1Associate Professor, Department of Mechanical Engineering, Ghousia college of Engineering, Ramanagaram, VTU, Belgaum, India
2Professor, Department of Mechanical Engineering, Ghousia college of Engineering, Ramanagaram, VTU, Belgaum, India
3PG student, Department of Mechanical Engineering, Ghousia college of Engineering, Ramanagaram, VTU, Belgaum, India
The present investigation was aimed at the study of influence of face sheet thickness on the flexural behaviour of thick face sheet sandwich beams. To pursue this, number of sandwich beam models of different face sheet thickness were generated and analyzed using validated FEM/ANSYS. Finite element models of sandwich beams were obtained successfully using nonlinear shell 91elment for face sheet(orthotropic material) and 8noded shell 98 element for core(isotropic material) of sandwich beam. The span length, width and the core thickness remain constant for all the sandwich beam models chosen for study. The work mainly focus on to predict the effect of face sheet thickness on the beam capacity (Ps). For each model of study, the safe beam capacity(Ps) was obtained using two criterions i.e. Maximum normal stress criterion(σmax) and Maximum shear stress criterion(τmax). From the present investigation it was observed that both the criterions give the same value of beam capacity for thin face sheet sandwich beams i.e. beams of (d/t)=10 to 12. As the thickness of face sheet increases i.e. beams of (d/t)<5 the beam capacity (Ps) reaches to asymptotic state as per maximum shear stress theory and the nearly hyperbolic in case of normal stress theory.

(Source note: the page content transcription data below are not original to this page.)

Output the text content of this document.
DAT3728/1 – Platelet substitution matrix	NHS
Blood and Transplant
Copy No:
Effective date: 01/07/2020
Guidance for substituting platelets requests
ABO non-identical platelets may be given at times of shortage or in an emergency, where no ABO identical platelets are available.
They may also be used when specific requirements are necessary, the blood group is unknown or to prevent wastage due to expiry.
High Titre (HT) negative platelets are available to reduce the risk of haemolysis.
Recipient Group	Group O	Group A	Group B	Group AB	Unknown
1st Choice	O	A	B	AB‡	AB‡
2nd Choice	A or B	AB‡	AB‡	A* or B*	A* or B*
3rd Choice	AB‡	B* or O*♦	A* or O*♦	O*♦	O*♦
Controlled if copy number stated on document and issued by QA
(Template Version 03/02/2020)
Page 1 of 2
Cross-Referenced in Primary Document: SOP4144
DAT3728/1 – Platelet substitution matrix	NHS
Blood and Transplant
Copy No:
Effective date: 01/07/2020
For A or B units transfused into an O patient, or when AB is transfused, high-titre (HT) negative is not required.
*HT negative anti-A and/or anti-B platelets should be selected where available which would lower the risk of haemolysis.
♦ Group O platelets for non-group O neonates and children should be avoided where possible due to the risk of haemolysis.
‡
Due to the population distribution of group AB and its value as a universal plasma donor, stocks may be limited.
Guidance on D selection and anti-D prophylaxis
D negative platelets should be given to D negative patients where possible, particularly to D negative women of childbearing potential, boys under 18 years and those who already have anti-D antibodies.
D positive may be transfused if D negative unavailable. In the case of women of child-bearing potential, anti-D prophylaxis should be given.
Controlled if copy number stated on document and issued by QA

From the study it is concluded that, for PUF cored sandwich beams, high thickness face sheets are unsuitable because for a weak core, face sheet become very strong element which is unrealistic combination of weak & strong elements. The area of investigation extended further to study the effect of face sheet thickness on performance parameters such as face sheet stress (σf), core shear(τ) & beam deflection (y) within elastic region for different face sheet thickness. From the study it was also observed that, thin face sheet beams are sensitive to load than that of thick face sheet beams, because as mid span load over the beam increases both stresses and deflection increases drastically. i.e. the slope of variation is higher as compared to that of thick face sheet beams. It is also observed that as thickness of the face sheet increases, i.e. beams of (d/t)<5 the beams become insensitive to initial load and asymptotes.
Face sheet thickness, Beam capacity, Core shear, FEM/ANSYS